Merkel’s comment today suggested she’s confident the SPD’s postal ballot will pass, clearing the way for the Christian Democratic leader to govern Europe’s biggest economy with the Social Democrats as junior partner for the second time since 2005.
“We have to wait another three days, or let’s say 3 1/2, until the cabinet composition sees the light of day,” Merkel said at a news conference in Berlin. She said she’s “very pleased” with the participation in the SPD vote.
SPD officials have said members will favor returning to government because the party won concessions from Merkel, including a national minimum wage, during five weeks of coalition talks after she won elections on Sept. 22.
About 300,000 SPD members, or more than 60 percent, have voted, party spokesman Tobias Duenow said by phone today. That’s about three times the number needed to validate the ballot. Party head Sigmar Gabriel will announce the result on the afternoon of Dec. 14 after a day of ballot counting by 400 helpers at a sealed building in Berlin, he said.
In the battle for cabinet posts, SPD leaders have given up on the Finance Ministry, effectively ceding the post to the incumbent, Wolfgang Schaeuble, two party officials with knowledge of the deliberations said last week. The Social Democrats are meantime poised to take control of Germany’s clean-energy overhaul.
While SPD leaders criss-crossed Germany over the past two weeks to lobby members to back the coalition deal with Merkel, the “silent majority” that didn’t attend is the “great unknown,” Ulrich Sarcinelli, a political scientist at the University of Koblenz-Landau, said in an interview.
“It seems that the membership vote mobilized party members who were feeling frustrated,” Sarcinelli said. “But there could yet be a surprise outcome.”
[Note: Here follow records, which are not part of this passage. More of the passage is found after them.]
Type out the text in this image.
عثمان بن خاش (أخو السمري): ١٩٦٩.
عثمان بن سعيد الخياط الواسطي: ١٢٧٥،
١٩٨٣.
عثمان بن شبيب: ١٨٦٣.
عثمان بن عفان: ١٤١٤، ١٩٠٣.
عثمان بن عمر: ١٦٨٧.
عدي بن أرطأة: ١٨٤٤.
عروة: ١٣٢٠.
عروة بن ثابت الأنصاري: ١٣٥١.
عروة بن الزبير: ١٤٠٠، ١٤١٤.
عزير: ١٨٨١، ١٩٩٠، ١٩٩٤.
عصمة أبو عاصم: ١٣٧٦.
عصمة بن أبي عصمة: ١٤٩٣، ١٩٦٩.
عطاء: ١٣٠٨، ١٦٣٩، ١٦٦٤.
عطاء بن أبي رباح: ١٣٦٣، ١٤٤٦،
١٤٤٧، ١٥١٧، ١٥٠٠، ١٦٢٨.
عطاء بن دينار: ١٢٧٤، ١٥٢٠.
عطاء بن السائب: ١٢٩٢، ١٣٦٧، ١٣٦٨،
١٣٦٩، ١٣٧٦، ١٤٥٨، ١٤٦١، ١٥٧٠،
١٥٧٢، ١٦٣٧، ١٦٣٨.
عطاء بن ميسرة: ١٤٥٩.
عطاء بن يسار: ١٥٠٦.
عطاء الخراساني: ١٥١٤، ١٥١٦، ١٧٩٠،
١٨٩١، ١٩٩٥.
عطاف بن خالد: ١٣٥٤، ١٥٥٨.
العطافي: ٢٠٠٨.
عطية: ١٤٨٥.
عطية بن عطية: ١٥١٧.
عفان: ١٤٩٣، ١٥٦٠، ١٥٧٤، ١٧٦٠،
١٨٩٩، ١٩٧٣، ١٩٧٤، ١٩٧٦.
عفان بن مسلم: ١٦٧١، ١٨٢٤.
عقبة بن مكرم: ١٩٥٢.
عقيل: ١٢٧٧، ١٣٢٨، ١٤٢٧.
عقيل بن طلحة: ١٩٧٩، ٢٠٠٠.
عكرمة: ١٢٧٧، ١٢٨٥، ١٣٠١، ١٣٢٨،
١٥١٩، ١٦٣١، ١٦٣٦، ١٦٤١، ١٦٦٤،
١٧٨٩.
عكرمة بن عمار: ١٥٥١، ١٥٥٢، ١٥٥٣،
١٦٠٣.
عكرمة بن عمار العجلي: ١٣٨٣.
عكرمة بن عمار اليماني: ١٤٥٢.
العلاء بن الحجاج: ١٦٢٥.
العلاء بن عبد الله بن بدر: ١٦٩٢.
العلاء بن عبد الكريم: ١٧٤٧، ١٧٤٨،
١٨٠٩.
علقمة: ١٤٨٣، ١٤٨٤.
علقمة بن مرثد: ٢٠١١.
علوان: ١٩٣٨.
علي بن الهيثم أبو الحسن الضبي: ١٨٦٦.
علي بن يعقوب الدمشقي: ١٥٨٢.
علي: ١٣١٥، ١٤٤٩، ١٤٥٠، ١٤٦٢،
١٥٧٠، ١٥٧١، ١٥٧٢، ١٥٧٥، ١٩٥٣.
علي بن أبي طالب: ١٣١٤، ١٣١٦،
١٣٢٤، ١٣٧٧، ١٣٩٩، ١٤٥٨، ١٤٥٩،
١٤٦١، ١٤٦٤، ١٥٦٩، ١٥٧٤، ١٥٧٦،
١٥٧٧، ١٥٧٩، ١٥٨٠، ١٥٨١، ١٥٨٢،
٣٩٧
About 70 percent of SPD members will probably back a repeat of the “grand coalition” of Germany’s two biggest parties, Kurt Beck, a former SPD national chairman who governed Rhineland-Palatinate state for 19 years, said in an interview on Nov. 15.
Backing among SPD members is assured, Thomas Oppermann, the party’s chief parliamentary whip, was quoted as saying in an interview with Die Welt newspaper published Dec. 8.
Passage requires approval by a simple majority of at least 20 percent of the SPD’s almost 475,000 members. Merkel’s Christian Democratic Union endorsed the coalition agreement at a meeting of 167 national delegates two days ago. The 185-page pact outlines policy for the next four years.